(L-R) Carla Gugino, AnnaSophia Robb, Alexander Ludwig, and Dwayne Johnson in a scene from Race to Witch Mountain. (Photo by Ron Phillips © 2008 Disney Enterprises, Inc. All rights reserved.)
Race to Witch Mountain, which is available this August on DVD, is an extremely complex, effects-laden film that required cinematographer Greg Gardiner to maintain a realistic, grounded look throughout a fantastical thrill-ride of a storyline. The film, produced by Walt Disney Pictures, required thorough planning and a very close collaboration with director Andy Fickman and production designer David Bomba. The filmmakers created a number of strange, yet recognizable environments. In some cases, the surroundings were industrial, including a series of underground tunnels, and in other cases, more organic, such as a grotto full of alien plant experiments.
|(L-R) Cinematographer Greg Gardiner and director Andy Fickman on the set of Race to Witch Mountain. (Photo by Ron Phillips © 2008 Disney Enterprises, Inc. All rights reserved.)|
"Race to Witch Mountain is the most farfetched real movie you will find," Gardiner says. "It was my job to find practical ways to achieve very complicated shots while lending the images mood and believability."
In the story, a disillusioned Las Vegas wheel man-turned-cabbie finds a couple of kids who urgently need a ride, and have the cash to get his attention. The kids are actually aliens being chased by malefactors from another planet. The chase leads to Witch Mountain, a secret government facility. That's just the beginning The 65-day shoot took place on sets at Disney Studios in Burbank in existing tunnels underneath the lot, in warehouses in Santa Clarita, California, and at exterior locations near Las Vegas, among many other places. The project employed extensive bluescreen and greenscreen composite shots, but Gardiner believes in doing as much of the practical effects work as possible in camera.
"It is part of keeping things grounded," he says. "When a movie has too much computer graphics, it can start to look like a CG movie, and it loses a sense of reality."
Gardiner used Panavision cameras and shot in four-perf Super 35mm format, resulting in a 2.4:1 widescreen aspect ratio. The majority of the film was photographed on KODAK VISION3 500T 5219 film. "This new film brings more contrast to the images," says Gardiner. "The visual effects team found that the grain was fine enough for us to shoot effects elements with it, making matching and low-light situations easier and faster."

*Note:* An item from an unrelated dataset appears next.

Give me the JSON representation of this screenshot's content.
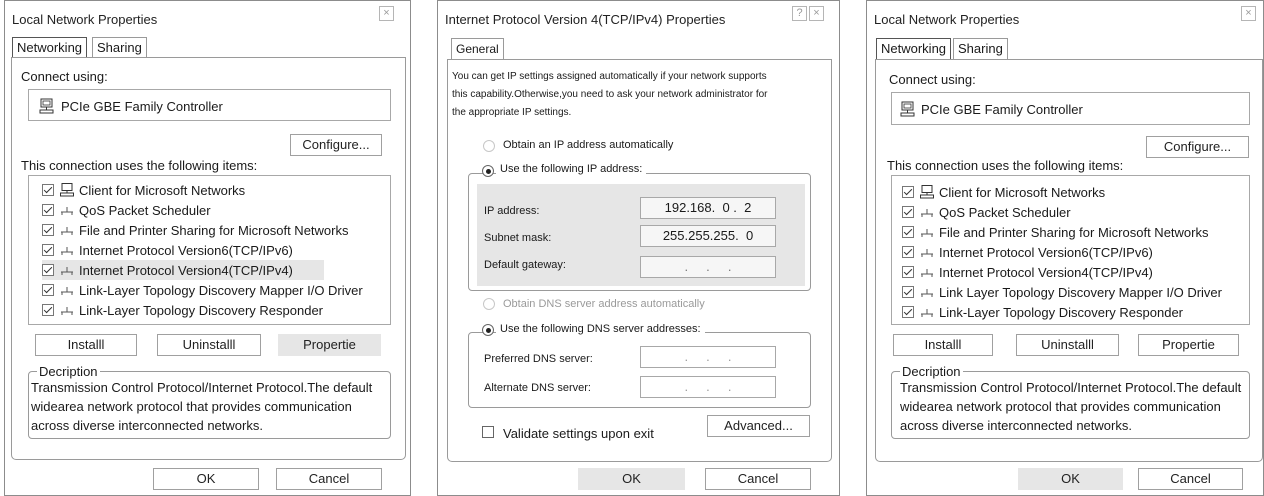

There were three major interiors where Gardiner used KODAK VISION2 200T 5217 film as part of a strategy to keep the look dark and moody with smooth, rich blacks. He also used KODAK VISION2 100T 5212 film for bright, highly-detailed exteriors in the desert.
Gardiner designed interactive lighting for many sequences, including a spaceship attack where the ship and its "missiles" were tied to the on-set photography by five different lighting elements, some of which were flown on Libra heads and Technocranes.
Another typically complex sequence takes place in a grotto deep underneath Witch Mountain. The grotto, a built set, is filled with "pods" that are biochemistry experiments being conducted by the aliens. The pods contained LED lighting made by Production Resource Group (PRG) that was computer controlled and constantly undulating. Overhead were more than 50 Mole top lights, each with one of three different gels ranging from blue to aquamarine. This edged the plants below with an ethereal glow.
Another scene starts in a room where convention attendees are treated to a tacky simulation of red Mars light. The alien kids use their powers to suddenly transform the room into an amazing, out-of-body experience of the cosmos. Gardiner created the transformation by using a PRG rig used in rock-and-roll lighting that fed video to a semi-circular matrix of LED panels. He pulled images of planets off the Internet, and applied a complex color spectrum. The otherworldly images evolved and changed colors to Gardiner's cues.
But the most conventional scenes, where characters interact, are what Gardiner finds most fulfilling. "I love action but I think audiences don't really begin connecting to the movie until they get to know the characters," he says. "Without some foundation in reality, the fantastical elements lose their impact."